Nos activités ne sont plus axées autant sur les opérations, elles s'orientent davantage vers les rapports et les conseils professionnels à l'intention de nos clients; nous devons améliorer les compétences de milliers et de milliers d'employés.

Alors que nos activités étaient autrefois entièrement centrées sur les succursales, nous offrons maintenant un vaste choix de moyens d'accès, y compris la succursale traditionnelle.

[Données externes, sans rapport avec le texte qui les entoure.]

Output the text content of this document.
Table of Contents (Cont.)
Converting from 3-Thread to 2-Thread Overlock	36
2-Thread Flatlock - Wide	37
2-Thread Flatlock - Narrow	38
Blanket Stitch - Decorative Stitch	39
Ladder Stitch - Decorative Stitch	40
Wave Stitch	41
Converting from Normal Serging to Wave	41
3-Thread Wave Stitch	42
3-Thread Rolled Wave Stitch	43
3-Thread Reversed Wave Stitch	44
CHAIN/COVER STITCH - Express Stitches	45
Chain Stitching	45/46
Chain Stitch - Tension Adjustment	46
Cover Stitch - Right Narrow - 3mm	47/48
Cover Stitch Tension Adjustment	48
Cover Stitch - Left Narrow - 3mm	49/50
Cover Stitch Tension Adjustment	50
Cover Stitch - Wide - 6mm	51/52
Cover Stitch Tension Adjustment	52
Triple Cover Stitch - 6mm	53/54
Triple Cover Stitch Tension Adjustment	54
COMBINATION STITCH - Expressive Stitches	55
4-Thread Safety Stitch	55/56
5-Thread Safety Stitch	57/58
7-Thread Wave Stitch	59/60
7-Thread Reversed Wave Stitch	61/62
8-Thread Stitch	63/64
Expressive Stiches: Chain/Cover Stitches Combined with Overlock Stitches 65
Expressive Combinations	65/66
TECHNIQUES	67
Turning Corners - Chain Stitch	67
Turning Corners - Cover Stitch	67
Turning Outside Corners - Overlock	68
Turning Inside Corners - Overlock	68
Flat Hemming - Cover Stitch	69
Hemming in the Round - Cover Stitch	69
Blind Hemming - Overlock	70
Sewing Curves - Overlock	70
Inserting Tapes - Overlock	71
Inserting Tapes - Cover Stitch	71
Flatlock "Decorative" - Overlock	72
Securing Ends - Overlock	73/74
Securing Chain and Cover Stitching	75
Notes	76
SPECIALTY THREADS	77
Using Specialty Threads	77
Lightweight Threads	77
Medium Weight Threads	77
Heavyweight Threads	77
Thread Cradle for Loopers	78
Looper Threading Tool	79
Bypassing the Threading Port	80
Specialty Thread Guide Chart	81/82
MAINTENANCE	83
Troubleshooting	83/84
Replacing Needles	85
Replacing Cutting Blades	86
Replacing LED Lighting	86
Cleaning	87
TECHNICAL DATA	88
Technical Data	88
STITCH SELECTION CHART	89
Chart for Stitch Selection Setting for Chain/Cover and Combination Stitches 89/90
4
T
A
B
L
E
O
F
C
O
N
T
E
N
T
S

Nous devons donc moderniser et transformer jusqu'à notre système actuel de prestation de services.

La technologie de l'information continue de transformer nos modes d'opération; nous devons donc effectuer les énormes investissements nécessaires pour moderniser notre technologie.

Enfin, nos activités, qui dans le passé étaient purement nationales, ont acquis une envergure mondiale; nous devons donc être en mesure de pénétrer les marchés étrangers avec succès et de rapatrier à notre siège canadien des bénéfices suffisants.

Si nous savons relever ces défis de concert, nous pourrons réaliser notre vision de la nouvelle banque dont nous souhaitons l'avènement. Cette nouvelle banque se dotera de la technologie la plus moderne pour régler les problèmes que connaît notre secteur depuis deux siècles. Elle offrira à la clientèle des services entièrement personnalisés. Elle démocratisera la prestation des services financiers et plus sophistiqués, comme la gestion de la richesse et les services bancaires à la carte qui, jusqu'à ce jour, ont été réservés aux puissants et aux nantis.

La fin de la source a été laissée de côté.